Through the following two examples, you will see a juxtaposition of writing style where the first exposition pukes facts out, albeit in an orderly fashion. When you read the second exposition, you will see a difference that should be evident. It should leave more behind detail, even if it took two extra paragraphs of prose.

Example #1

George was an imposing man, standing six foot five, a towering menace above the wee people who were of average size. Dirty blonde hair, cropped short, revealed a feint scar near the crown of his head, nothing more than a cracked skull complete with missing bone fragment from a training accident back in his Airborne days. His shoulders were broad enough to carry his massive head and provided the swagger of his walk. His big mouth was only quiet when he ate, and that happened often enough to keep him out of trouble.

It revealed tons of tattoos upon his body when he took his shirt off, which might happen for a fellow in need, or to show off for a fair maiden worthy of the Red Dragon impressed upon his left chest and bicep. The Yin-Yang, evident upon the opposing breast, was somewhat of a contrast to the crucifix on his right shoulder, while the eagle on his back, represented his soaring spirit.

His spirit flew high and mighty due to the pride he suffered through his association with the local chapter of the King’s Horsemen, an outlaw motorcycle club. He ate of his efforts often as he collected drug debts and retained a share for his efforts. Of course, once in a while, he would go further and the debtor would disappear.

Example #2

George Barrington was a pleasant sort of person, always thinking of others and putting them first when warranted. He was the type of guy who would take the shirt off of his muscular back and give it to you in need. He wasn’t even afraid to reveal his tattoos, which comprised several square inches of his chest, arms, and torso. They included a Red Dragon that spanned from the left pectoral onto his left bicep where the dragon’s head was blowing a fireball. The fireball aimed up into the sky was evidently a sign of the dragon’s prosperity and willingness to mate as sufficient circumstances unfolded, revealing his maturity.

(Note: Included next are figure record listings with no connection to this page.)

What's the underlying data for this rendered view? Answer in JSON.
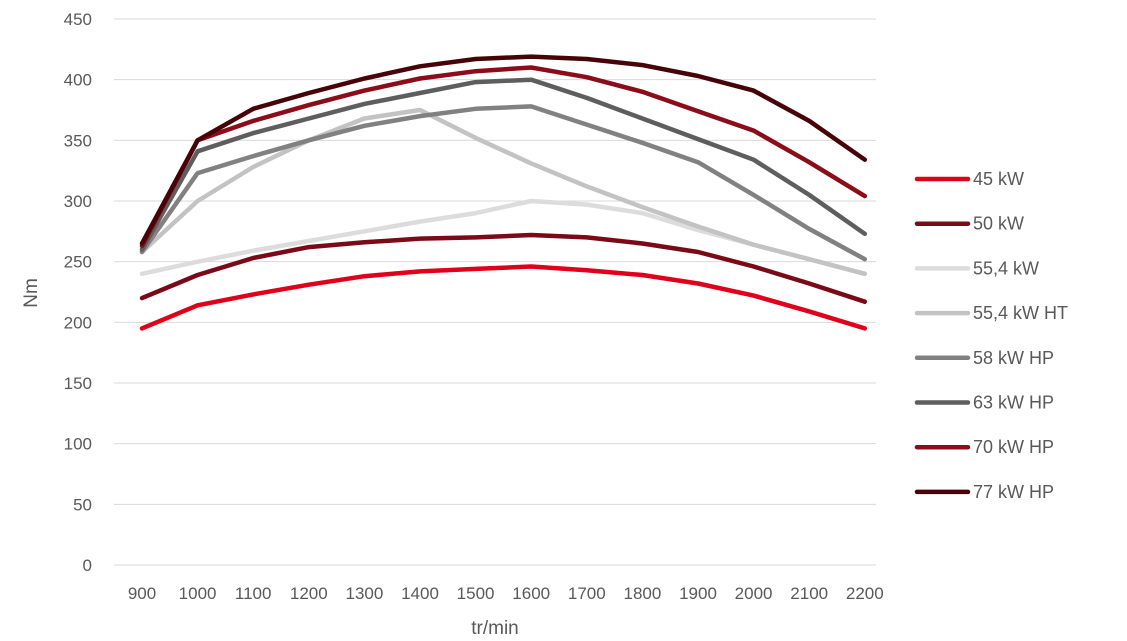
{
  "chart_data": {
    "type": "line",
    "title": "",
    "xlabel": "tr/min",
    "ylabel": "Nm",
    "ylim": [
      0,
      450
    ],
    "yticks": [
      0,
      50,
      100,
      150,
      200,
      250,
      300,
      350,
      400,
      450
    ],
    "grid": true,
    "legend_position": "right",
    "categories": [
      "900",
      "1000",
      "1100",
      "1200",
      "1300",
      "1400",
      "1500",
      "1600",
      "1700",
      "1800",
      "1900",
      "2000",
      "2100",
      "2200"
    ],
    "series": [
      {
        "name": "45 kW",
        "color": "#e0001b",
        "values": [
          195,
          214,
          223,
          231,
          238,
          242,
          244,
          246,
          243,
          239,
          232,
          222,
          209,
          195
        ]
      },
      {
        "name": "50 kW",
        "color": "#7a0a17",
        "values": [
          220,
          239,
          253,
          262,
          266,
          269,
          270,
          272,
          270,
          265,
          258,
          246,
          232,
          217
        ]
      },
      {
        "name": "55,4 kW",
        "color": "#dcdcdc",
        "values": [
          240,
          250,
          259,
          267,
          275,
          283,
          290,
          300,
          297,
          290,
          276,
          264,
          252,
          240
        ]
      },
      {
        "name": "55,4 kW HT",
        "color": "#c3c3c3",
        "values": [
          258,
          300,
          328,
          350,
          368,
          375,
          352,
          331,
          312,
          295,
          279,
          264,
          252,
          240
        ]
      },
      {
        "name": "58 kW HP",
        "color": "#818181",
        "values": [
          258,
          323,
          337,
          350,
          362,
          370,
          376,
          378,
          363,
          348,
          332,
          305,
          277,
          252
        ]
      },
      {
        "name": "63 kW HP",
        "color": "#5e5e5e",
        "values": [
          260,
          341,
          356,
          368,
          380,
          389,
          398,
          400,
          385,
          368,
          351,
          334,
          305,
          273
        ]
      },
      {
        "name": "70 kW HP",
        "color": "#8c0d1a",
        "values": [
          263,
          350,
          366,
          379,
          391,
          401,
          407,
          410,
          402,
          390,
          374,
          358,
          332,
          304
        ]
      },
      {
        "name": "77 kW HP",
        "color": "#470408",
        "values": [
          265,
          350,
          376,
          389,
          401,
          411,
          417,
          419,
          417,
          412,
          403,
          391,
          366,
          334
        ]
      }
    ]
  }
}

The ever present Yin-Yang symbol, Taijitu, impressed upon the right breast, symbolized the balance of life that George continually strived to maintain. Although dwarfed by the massive dragon, Taijitu was still huge upon the man’s well developed pectoral. The yin, represented by his soaring spirit, that flew the heavens above his corporal body like the eagle stretched across his back. The yang, his earthly body, a temple sculpted through continual strain, was as important to George as it had been to the Christ.

The simple crucifix upon his right deltoid proved his allegiance to the Saviour went beyond mere lip-service and entered the realm of the holy warrior he saw himself as. Ever since leaving military life behind, Canadian Airborne had disbanded, and he didn’t want reassignment, so he ventured into another world. One filled with secrets and denial of existence… The Underworld. He had become what most dreaded in life, a paid enforcer for a local bike club who thought shaking the money tree was as routine as eating daily bread.

Bread he had a lot of, but morals he was skeptical of now that he had ventured out on a limb and guaranteed his own hanging… If the truth were to become known under sworn oath of testimony. He was sure the probability was low in that aspect cause the only witness would not have to testify against himself soon. He wasn’t thinking of the victim‘s impact statement, that was for sure, as they had gone missing in action.

George liked to think they were the enemy when it came down to it, not to justify the murder, but to indicate that they were the enemy… The club’s enemies, who feared him. Not always rivals from another club, but the foes of humanity who had crossed some imaginary boundary… Transgressed too far. By the appointed hour they were time and time again warned to stop… Desist… Cease Fire. By then, the fire was where they deserved to be and all they would ever again know.